Logo, a desconsideração por essas estruturas linguísticas, se tratadas como termos
destituídos de valores semânticos, simplesmente relacionais, como apresentam muitos
manuais didáticos, pode impedir que leitores e produtores de textos descubram e usem
estratégias argumentativas em suas produções escritas/orais.
Foi exatamente na produção textual de alunos egressos do ensino médio que pudemos
mapear novos usos para a palavra mas, não previstos pela teoria linguística estudada. Isso
pode significar duas coisas: ou os alunos ainda não têm proficiência suficiente sobre o uso
desse operador, ou estão apresentando um uso novo, permitido pela própria estrutura da
língua. Acreditamos que a hipótese mais provável seja a segunda, uma vez que a língua é
dinâmica e, a partir do uso, a estrutura linguística é passível de transformação. No entanto,
apenas futuras investigações poderão comprovar qual dessas hipóteses é a verdadeira.

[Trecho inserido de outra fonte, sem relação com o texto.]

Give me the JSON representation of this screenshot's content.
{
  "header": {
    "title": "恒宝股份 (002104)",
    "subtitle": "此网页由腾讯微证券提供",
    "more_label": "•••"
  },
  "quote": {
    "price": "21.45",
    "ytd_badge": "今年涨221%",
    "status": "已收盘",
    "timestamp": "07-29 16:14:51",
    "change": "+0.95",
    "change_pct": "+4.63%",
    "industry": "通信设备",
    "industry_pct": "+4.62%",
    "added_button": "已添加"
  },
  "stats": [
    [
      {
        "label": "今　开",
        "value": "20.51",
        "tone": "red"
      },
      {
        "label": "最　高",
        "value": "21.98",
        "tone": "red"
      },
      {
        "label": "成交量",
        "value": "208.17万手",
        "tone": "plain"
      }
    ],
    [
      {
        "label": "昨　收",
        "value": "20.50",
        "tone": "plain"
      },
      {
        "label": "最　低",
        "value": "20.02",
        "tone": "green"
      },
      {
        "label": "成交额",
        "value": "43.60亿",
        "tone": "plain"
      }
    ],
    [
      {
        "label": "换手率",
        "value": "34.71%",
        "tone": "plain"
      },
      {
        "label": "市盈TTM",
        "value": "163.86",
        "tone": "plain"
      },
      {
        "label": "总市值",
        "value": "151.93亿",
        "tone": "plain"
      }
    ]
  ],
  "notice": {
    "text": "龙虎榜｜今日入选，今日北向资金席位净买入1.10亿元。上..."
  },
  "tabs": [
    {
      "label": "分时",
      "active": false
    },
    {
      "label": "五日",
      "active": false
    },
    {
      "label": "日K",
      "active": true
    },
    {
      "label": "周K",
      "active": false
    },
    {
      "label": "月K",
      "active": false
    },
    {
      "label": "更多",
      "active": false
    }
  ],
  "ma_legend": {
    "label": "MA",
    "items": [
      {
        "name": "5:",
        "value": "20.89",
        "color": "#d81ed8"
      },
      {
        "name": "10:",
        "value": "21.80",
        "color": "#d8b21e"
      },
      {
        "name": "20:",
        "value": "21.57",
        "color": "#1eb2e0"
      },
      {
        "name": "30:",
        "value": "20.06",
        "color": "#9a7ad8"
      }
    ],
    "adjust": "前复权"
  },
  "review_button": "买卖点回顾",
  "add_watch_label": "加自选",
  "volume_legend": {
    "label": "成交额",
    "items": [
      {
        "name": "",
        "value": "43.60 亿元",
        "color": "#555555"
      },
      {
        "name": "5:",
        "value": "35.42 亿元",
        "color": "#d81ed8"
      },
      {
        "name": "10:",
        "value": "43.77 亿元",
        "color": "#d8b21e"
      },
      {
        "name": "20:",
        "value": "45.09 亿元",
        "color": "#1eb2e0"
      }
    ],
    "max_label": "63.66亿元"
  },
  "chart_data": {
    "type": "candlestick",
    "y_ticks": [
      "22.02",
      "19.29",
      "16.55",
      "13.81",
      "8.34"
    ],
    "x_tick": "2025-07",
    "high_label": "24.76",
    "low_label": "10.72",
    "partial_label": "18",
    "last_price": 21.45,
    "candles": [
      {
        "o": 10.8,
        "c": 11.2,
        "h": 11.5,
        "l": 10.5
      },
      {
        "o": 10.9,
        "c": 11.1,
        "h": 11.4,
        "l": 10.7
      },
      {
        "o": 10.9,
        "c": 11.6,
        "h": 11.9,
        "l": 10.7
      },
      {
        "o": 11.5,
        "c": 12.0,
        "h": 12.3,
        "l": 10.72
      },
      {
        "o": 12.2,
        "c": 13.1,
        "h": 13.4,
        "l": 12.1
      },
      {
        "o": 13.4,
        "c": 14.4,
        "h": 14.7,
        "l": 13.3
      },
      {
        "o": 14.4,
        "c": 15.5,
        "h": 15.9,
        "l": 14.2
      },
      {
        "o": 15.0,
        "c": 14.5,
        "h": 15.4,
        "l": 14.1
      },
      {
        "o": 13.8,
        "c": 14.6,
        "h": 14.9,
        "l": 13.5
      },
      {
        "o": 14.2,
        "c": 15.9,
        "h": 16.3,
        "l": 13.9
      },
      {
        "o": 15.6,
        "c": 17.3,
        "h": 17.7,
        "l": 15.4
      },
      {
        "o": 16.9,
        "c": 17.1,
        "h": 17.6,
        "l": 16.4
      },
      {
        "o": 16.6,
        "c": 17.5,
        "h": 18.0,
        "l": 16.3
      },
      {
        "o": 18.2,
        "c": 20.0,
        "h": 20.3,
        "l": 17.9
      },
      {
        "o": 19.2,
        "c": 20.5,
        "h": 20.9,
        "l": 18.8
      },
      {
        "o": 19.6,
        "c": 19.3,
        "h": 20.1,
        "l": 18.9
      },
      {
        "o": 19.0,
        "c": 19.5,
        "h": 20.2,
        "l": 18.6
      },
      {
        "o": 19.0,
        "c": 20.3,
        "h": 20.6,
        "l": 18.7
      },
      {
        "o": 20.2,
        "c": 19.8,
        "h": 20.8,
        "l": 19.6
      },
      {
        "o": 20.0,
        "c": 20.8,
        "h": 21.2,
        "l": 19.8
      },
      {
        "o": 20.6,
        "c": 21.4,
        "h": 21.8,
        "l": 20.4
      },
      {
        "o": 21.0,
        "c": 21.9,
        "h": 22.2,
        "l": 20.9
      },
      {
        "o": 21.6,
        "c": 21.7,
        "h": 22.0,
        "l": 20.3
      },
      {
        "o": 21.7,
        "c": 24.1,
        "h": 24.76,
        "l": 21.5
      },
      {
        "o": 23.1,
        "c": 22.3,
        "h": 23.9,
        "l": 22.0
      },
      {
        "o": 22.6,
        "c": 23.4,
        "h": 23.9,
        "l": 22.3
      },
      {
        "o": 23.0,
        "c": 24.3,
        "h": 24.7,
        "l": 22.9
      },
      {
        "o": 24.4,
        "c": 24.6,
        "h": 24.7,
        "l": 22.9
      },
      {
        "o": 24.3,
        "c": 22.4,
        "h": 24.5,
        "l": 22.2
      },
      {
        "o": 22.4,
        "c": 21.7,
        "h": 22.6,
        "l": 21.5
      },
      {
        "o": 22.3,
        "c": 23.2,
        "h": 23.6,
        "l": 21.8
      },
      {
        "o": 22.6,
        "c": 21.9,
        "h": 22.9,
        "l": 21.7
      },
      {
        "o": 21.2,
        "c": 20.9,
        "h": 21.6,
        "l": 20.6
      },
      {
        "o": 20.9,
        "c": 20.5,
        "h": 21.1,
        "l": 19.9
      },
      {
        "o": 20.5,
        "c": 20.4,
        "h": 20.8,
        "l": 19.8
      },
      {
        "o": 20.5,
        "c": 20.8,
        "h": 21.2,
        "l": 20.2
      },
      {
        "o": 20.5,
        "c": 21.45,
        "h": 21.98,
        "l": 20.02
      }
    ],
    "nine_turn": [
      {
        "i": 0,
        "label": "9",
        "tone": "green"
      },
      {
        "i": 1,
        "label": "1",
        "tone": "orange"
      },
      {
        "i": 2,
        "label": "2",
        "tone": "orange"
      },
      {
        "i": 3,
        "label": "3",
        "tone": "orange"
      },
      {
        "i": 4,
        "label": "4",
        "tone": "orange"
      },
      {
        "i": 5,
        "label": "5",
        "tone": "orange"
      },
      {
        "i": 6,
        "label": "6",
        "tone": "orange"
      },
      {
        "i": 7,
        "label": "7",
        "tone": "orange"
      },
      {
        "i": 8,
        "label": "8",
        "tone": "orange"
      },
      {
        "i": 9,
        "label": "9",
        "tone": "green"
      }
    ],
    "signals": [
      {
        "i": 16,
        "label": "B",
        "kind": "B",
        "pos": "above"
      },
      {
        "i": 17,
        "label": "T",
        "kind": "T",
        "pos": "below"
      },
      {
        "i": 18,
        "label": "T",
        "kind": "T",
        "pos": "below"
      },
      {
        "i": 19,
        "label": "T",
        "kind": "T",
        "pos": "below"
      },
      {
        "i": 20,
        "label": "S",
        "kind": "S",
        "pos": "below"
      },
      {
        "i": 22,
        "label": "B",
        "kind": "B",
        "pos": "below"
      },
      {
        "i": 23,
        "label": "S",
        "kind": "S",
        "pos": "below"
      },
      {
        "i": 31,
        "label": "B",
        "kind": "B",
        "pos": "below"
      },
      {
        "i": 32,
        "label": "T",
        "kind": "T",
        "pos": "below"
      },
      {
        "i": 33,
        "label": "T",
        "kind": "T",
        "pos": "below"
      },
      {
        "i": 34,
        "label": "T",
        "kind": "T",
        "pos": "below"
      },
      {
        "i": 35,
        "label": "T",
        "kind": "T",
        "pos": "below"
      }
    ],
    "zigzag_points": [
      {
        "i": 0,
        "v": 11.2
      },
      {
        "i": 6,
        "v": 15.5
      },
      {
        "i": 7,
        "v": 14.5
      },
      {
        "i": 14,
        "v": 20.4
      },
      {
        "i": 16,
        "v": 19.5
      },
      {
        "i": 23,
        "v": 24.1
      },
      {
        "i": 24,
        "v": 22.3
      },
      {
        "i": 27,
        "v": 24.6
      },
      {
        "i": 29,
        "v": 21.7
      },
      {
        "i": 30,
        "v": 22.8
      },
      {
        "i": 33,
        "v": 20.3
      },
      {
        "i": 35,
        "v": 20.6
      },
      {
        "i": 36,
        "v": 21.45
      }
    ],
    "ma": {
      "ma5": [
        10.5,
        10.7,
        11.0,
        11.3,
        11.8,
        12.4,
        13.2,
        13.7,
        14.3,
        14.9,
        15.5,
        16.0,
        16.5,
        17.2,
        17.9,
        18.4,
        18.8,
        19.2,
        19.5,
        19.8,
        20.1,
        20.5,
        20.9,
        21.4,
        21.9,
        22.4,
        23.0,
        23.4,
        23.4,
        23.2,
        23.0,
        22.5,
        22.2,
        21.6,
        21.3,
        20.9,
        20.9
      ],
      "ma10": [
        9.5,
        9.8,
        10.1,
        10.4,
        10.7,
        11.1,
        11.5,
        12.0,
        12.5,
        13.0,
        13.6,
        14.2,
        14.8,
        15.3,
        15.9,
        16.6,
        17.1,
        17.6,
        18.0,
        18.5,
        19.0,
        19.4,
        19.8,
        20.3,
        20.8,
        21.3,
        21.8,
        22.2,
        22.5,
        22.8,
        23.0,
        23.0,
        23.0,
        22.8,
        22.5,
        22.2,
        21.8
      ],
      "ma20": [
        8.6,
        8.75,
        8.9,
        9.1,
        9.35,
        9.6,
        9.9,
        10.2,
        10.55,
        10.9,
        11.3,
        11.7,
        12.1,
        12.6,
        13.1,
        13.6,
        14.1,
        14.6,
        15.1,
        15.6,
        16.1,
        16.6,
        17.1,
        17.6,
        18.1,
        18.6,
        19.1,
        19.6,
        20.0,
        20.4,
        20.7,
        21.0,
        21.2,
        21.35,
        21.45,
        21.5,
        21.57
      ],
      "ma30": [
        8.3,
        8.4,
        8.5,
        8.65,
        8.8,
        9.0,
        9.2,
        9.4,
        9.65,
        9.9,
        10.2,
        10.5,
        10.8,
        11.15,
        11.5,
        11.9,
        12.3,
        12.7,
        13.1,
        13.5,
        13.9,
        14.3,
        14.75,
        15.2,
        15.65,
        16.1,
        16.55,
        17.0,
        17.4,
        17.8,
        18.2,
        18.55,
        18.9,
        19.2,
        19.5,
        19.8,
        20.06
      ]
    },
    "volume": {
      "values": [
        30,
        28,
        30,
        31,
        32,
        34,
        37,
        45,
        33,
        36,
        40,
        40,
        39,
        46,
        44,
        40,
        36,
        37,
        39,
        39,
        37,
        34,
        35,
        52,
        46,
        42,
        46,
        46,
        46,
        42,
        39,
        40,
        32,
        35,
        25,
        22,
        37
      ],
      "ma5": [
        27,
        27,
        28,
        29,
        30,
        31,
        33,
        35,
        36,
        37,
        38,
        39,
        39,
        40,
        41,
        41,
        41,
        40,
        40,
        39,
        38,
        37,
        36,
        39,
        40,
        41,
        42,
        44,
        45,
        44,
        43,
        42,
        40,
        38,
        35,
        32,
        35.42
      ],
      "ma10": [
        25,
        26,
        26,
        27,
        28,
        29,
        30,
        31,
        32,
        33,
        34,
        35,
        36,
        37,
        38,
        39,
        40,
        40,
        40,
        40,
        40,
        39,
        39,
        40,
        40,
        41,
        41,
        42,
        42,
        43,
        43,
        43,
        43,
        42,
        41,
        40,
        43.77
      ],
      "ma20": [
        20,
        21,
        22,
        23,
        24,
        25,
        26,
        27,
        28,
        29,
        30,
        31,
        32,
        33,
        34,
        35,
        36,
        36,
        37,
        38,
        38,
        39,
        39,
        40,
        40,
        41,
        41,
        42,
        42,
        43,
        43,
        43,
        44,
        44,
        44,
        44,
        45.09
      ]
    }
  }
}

Para o professor é importante que esteja atento para o funcionamento discursivo do da
palavra mas, bem como dos outros conectores e operadores, quando se materializarem na
produção textual dos seus alunos, a fim de discutir, em sala de aula, prováveis efeitos de
sentido gerados pela ocorrência dessas estruturas. Além disso, não deve agir de forma
“preconceituosa”, mas reconhecer que novos usos são possíveis para as estruturas da língua,
sempre verificando se esses usos funcionam discursivamente.